Reality television consumes a massive amount of air time on our cable/satellite waves. It also festers in our conversations and entertainment stories that we read online.
It seems that we talk more about trashy events on television or celebrities lives rather than serious issues occurring across the globe.
What can we as journalists learn from the popularity of reality television and gossip magazines, while also remaining the austerity and ethics of our own practice?
1. Being simple and to the point
It’s not hard to get the point when watching a reality television show. Often the story goes: this boy cheats on a girl– she gets revenge on him– huge fight and then resolution.

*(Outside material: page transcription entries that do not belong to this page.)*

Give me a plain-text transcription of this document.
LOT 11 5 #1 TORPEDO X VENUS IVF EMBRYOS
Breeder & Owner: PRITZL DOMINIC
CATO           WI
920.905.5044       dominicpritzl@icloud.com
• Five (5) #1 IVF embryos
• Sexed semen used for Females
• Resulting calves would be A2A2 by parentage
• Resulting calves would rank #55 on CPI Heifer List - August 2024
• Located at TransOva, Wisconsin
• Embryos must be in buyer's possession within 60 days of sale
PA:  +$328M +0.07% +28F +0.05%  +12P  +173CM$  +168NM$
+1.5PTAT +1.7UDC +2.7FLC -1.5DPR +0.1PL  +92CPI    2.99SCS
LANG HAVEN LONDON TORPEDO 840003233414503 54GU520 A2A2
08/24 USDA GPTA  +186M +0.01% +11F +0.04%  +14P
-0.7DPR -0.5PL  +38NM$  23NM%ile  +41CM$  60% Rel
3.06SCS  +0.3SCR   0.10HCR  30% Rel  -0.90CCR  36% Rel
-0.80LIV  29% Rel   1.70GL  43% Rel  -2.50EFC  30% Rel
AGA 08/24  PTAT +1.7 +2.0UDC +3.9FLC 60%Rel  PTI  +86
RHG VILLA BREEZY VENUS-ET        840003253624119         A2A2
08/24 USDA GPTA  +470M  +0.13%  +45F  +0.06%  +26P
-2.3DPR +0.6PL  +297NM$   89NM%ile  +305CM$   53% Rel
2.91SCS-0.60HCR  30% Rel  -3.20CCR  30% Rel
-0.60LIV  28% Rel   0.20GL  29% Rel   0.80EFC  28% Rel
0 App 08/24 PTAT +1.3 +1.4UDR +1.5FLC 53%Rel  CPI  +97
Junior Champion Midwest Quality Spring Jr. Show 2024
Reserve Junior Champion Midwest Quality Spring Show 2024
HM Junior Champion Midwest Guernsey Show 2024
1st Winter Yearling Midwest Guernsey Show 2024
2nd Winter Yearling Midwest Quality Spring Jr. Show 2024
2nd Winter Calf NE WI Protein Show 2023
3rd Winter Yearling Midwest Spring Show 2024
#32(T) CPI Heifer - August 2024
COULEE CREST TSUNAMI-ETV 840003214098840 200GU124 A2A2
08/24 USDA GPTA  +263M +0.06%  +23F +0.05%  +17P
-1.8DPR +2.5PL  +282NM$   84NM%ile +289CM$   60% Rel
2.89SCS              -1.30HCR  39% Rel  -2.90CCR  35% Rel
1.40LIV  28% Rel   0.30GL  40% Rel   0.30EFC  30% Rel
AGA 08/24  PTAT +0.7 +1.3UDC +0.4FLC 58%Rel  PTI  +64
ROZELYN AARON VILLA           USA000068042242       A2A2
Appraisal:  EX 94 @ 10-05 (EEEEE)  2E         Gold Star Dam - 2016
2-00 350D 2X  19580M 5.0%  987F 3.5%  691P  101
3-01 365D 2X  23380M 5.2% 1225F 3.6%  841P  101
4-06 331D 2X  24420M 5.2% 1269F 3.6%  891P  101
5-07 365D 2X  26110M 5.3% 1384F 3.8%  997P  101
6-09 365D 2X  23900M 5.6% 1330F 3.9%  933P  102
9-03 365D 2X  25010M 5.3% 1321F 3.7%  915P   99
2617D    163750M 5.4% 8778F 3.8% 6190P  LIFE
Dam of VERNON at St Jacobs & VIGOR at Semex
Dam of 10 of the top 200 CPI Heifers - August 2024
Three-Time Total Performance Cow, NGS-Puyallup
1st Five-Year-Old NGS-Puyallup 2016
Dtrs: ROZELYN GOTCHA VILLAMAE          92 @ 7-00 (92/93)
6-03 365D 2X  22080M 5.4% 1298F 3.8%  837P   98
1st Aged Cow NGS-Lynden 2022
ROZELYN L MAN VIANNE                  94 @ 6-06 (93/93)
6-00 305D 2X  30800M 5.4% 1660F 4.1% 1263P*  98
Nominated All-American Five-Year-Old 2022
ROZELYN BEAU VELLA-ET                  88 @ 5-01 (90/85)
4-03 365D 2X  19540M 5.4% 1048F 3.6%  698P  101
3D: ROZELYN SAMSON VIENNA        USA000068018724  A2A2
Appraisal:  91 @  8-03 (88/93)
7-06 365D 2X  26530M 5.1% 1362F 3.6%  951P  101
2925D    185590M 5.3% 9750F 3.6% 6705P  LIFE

When it comes to structure, news stories are not so different. We point out the issue in the lede, explain both sides of the story and the action that goes on in between, and end with either a resolution or what may occur in the future.
However, our audience wants brevity and meaning with each word. That means that each sentence should keep readers or viewers on their feet, curious about what is going to happen next. While we want to put in every detail that we personally find important and hate it when our editor’s cut content, it’s a necessary action.
Let’s not muck a story by unnecessary details and make each word count.
2. Connecting with the audience
While an appealing factor of reality television is watching people who lead a different life, another contributing factor to the addictive viewership is the connection a viewer has with an actor or conflict.
It’s easy for reality television shows to connect with viewers since they market towards a specific group and create content accordingly, but news writers can also connect with their audience.
A journalist covers a massive trial and listens to the hearings, and speaks with the lawyers and attorneys. That information is important, but delve deeper. What about the family of the defendant? How are they feeling? What about the parents and friends of the victim? Readers may connect more with a conversation with the family rather than a lecture from a lawyer.
3. Conveying your voice
The actors in reality television shows definitely have a distinct voice. I’m pretty sure most teenage girls could recognize Snooki’s voice without needing to see her face.
Obviously news writers don’t convey their voice in the same sense as they want to remain objective, there is no reason that your writing (or broadcasting) should not have a distinct edge to it.
Think of your favorite news broadcaster or news writer. There’s a reason they’re your favorite and a reason they stand out to you. Whether it’s by the way they form their sentences, or their exquisite attention to miniscule details, every journalist has a voice.
Editors have a more difficult time connecting with viewers than a director for a reality television show does. But while maintaining our moral integrity, there are a few things that journalists can learn from these shows and appeal to more viewers.